Prima hanno cominciato a farle in modo strano: senza spalliera, con cubi di cemento e forme astruse. Poi qualche anno fa hanno cominciato a toglierle. Plaf. Via le panchine da Padova e Treviso, via pure da Trieste, dove per fortuna la cittadinanza ha protestato.
Le panchine, infatti, hanno il vizio di accogliere extracomunitari e barboni, poveri e drogati, il che è sembrato disdicevole e indecoroso ai sindaci del Nordest, che hanno pensato di troncare (con la sega) il problema alla base.
A parte l’ottuso razzismo, è vero però che la panchina appartiene ormai al mondo dei sogni, tra cinema e letteratura.
Oggi se ti siedi da solo sulla panchina di un parco e non sei anziano, in gravidanza o con passeggino al seguito, sei guardato con sospetto e allarme sociale. Può forse un cittadino normale avere il tempo di oziare su una panchina? Giammai, deve essere certamente uno spacciatore, un pedofilo o un debosciato. Bene che vada uno sfaccendato, disoccupato, forse etilista.
In tempi fatti di corsa e di mail, stare in panchina è un lusso da stravaganti. Ti senti guardato, giudicato.
Sarà per questo che quando siamo in viaggio, protetti dall’anonimato, ci sediamo in tutte le panchine che incontriamo? E’ un piacere ineffabile e raro. Guardare il mondo, una collina o la folla come uno spettacolo unico e irripetibile, in scena solo per te. Sarà per questo che la panchina è tanto cara agli artisti, ai poeti e agli innamorati di ogni città. Perché la panchina è una soglia magica, un lembo al confine fra il tempo tuo e quello degli altri, il tempo ozioso e quello produttivo, il ritmo della mente e quello dell’orologio.
E si capisce perché nelle città dove tutto è in vendita, tutto è monetizzato, la panchina dà fastidio: è gratuita, non costa niente.

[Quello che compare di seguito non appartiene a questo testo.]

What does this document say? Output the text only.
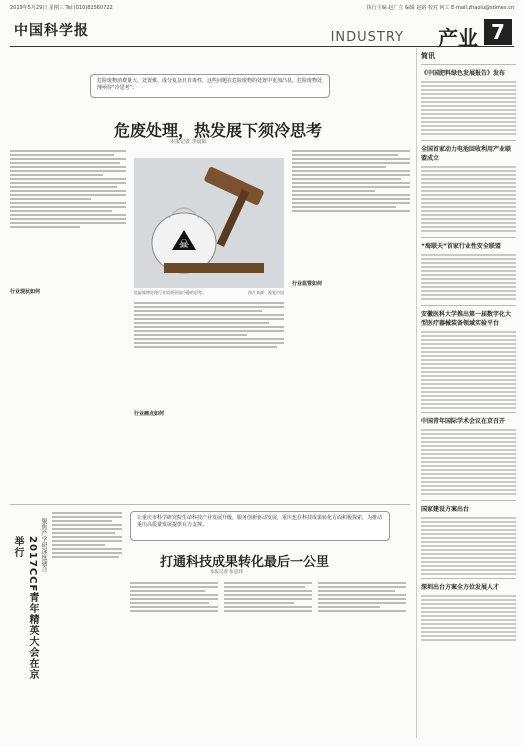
2019年5月29日 星期三 Tel:(010)82560722	执行主编 赵广立 编辑 赵路 校对 何工 E-mail:zhaolu@stimes.cn
中国科学报	INDUSTRY 产业 7
危险废物消费量大、处置难、成分复杂且有毒性，这些问题在危险废物的处置中更加凸显，危险废物处理亟待“冷思考”。
危废处理，热发展下须冷思考
本报记者 李晨阳
行业现状如何
☠
危险废物处理行业需要更加冷静的思考。	图片来源：视觉中国
行业痛点如何
行业监管如何
2017CCF青年精英大会在京举行	聚焦产学研深度融合	让重庆市科学研究院生命科技产业发展升级，服务创新驱动发展，重庆也在科技成果转化方面积极探索，为推动重庆高质量发展提供有力支撑。
打通科技成果转化最后一公里
本报记者 张思玮
简讯
《中国肥料绿色发展报告》发布
全国首家动力电池回收利用产业联盟成立
“海联天”首家行业性安全联盟
安徽医科大学推出第一届数字化大型医疗器械装备领域实验平台
中国青年国际学术会议在京召开
国家建设方案出台
深圳出台方案全方位发展人才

Vuoi contemplare una piazza, una spiaggia? Siediti al bar e paga la tua consumazione al tavolino, e se non hai fame né sete, pazienza, l’importante è che paghi il tuo diritto a guardare.
Per questo la panchina è un residuo della città che sparisce, la città spodestata dai centri commerciali. La nostra città inospitale e temibile perché violenta e degradata.
Della panchina come simbolo di un mondo liquido e trasognato ci parla Woody Allen nel suo intramontabile Manhattan. E’ lì, con Diane Keaton, sulla panchina di Sutton Place che aspetta l’alba sotto Queensborough Bridge.